In Minnesota, he will experience none of the friction he encountered in Chicago, unless an internal dialogue goes haywire. Thibodeau signed a five-year deal to be head coach and control the team’s personnel. “He’s got the energy for it and he definitely has the background,” said Tony La Russa, the former baseball manager, who met Thibodeau through Reinsdorf. “He reminds me a lot of Bill Belichick.”
He will acquire his players to play his style and play them as long as he pleases.
“The only negative about it is that you never have any free time or off time,” said Van Gundy, whose brother Stan holds the dual titles in Detroit. “I’ve seen that with my brother. The wheels are constantly turning, because there’s always one more thing to do, to think about, to access. But I think with Tom, that’s the only negative. Tom has such an incredible work capacity and desire for knowledge that I think it will be good, because the best part of it is instantly, you have an organization that’s united.”
There are a lot of steps for Minnesota to recover from a decade-plus of missing the playoffs. The players will not automatically jump from All-Star Weekend’s junior varsity contests like the Skills Challenge and the Slam Dunk Contest, where LaVine shines, into the main game. They will probably return the same starting five from a team that did not crack 30 wins last season.
Thibodeau largely cleaned house upon his arrival, dismissing nine members of the organization (he retained Ryan Saunders, the son of Flip, as an assistant). The draft came up fast on the organization’s new brain trust. Thibodeau worked it before departing to be an assistant coach for Team USA in the Rio Olympics. Minnesota drafted Providence point guard Kris Dunn with the fifth overall pick. He will join a team that lost the bulk of its veteran stalwarts from a season ago—Garnett, Tayshaun Prince and Andre Miller.
Towns has the voice and personality to become the team’s locker room leader.
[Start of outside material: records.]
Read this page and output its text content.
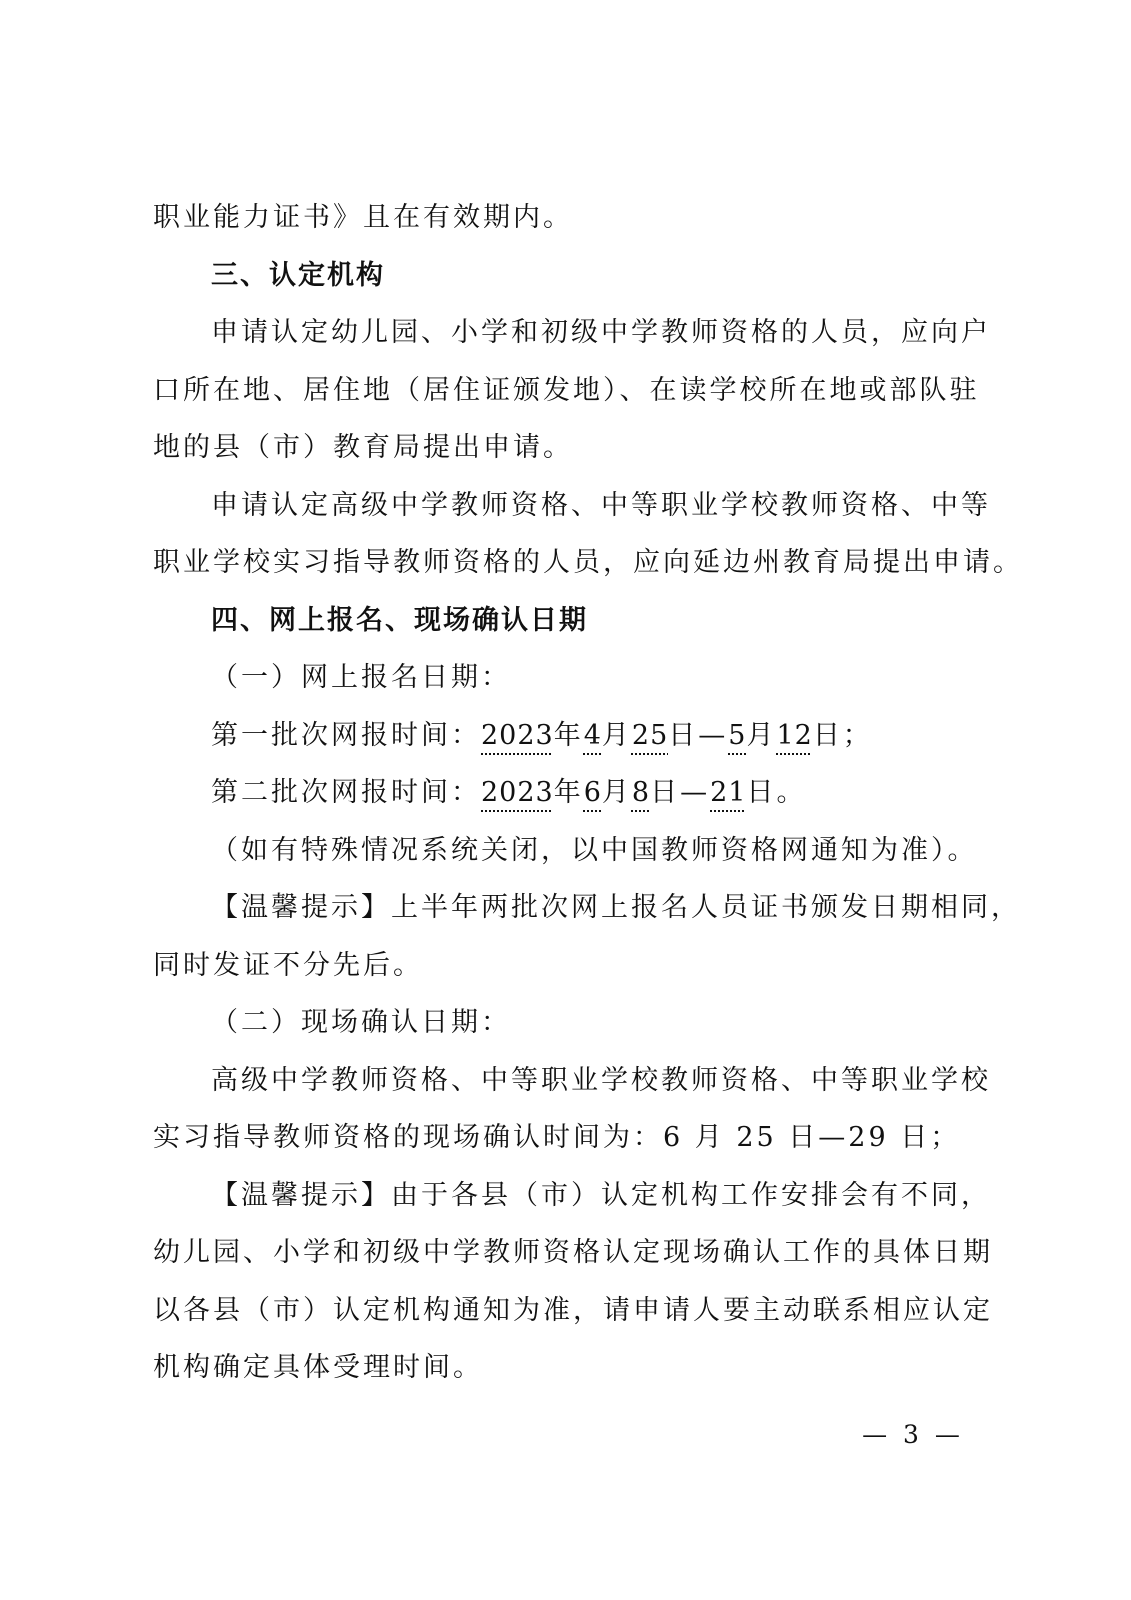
职业能力证书》且在有效期内。
三、认定机构
申请认定幼儿园、小学和初级中学教师资格的人员，应向户
口所在地、居住地（居住证颁发地）、在读学校所在地或部队驻
地的县（市）教育局提出申请。
申请认定高级中学教师资格、中等职业学校教师资格、中等
职业学校实习指导教师资格的人员，应向延边州教育局提出申请。
四、网上报名、现场确认日期
（一）网上报名日期：
第一批次网报时间：2023年4月25日—5月12日；
第二批次网报时间：2023年6月8日—21日。
（如有特殊情况系统关闭，以中国教师资格网通知为准）。
【温馨提示】上半年两批次网上报名人员证书颁发日期相同，
同时发证不分先后。
（二）现场确认日期：
高级中学教师资格、中等职业学校教师资格、中等职业学校
实习指导教师资格的现场确认时间为：6 月 25 日—29 日；
【温馨提示】由于各县（市）认定机构工作安排会有不同，
幼儿园、小学和初级中学教师资格认定现场确认工作的具体日期
以各县（市）认定机构通知为准，请申请人要主动联系相应认定
机构确定具体受理时间。
— 3 —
Wiggins took another step forward last season—increasing his scoring from 16.9 points per game to 20.7—and leads by example.
Andrew Wiggins, Zach LaVine and Karl-Anthony Towns share a moment during the Slam Dunk Contest as part of the 2016 NBA All-Star Weekend on February 13, 2016. (Getty Images)
This summer, Wiggins said he focused on the placement of his hands on the basketball and making sure his fingers are toward the middle of the ball for an ideal rotation on his shot.
“I changed my shot, made little tweaks to it,” Wiggins said.
Thibodeau said he wants Wiggins to remain the same person he is. “The one thing I think you have to be careful with is, I think winners come in all different personality types, so some guys could be extroverted, some guys are a little more quiet,” he said. “He’s competitive, and when you look at what he’s accomplished thus far at his age in the NBA is pretty impressive. I have to challenge him to be a more complete player, as I do our entire team.”
The kids are expected to take over.
“If you look at last year, the eighth seed in the West was a 41-win team, so we’re 12 games behind that. That’s Houston,” Thibodeau said. “We were 44 games from the top, Golden State. There’s a lot of room for us to improve, and we’re going to have to make the commitment to improve. The one thing that I do think we have, we have young legs, we have guys that are hungry to do something and I think we can improve a lot.”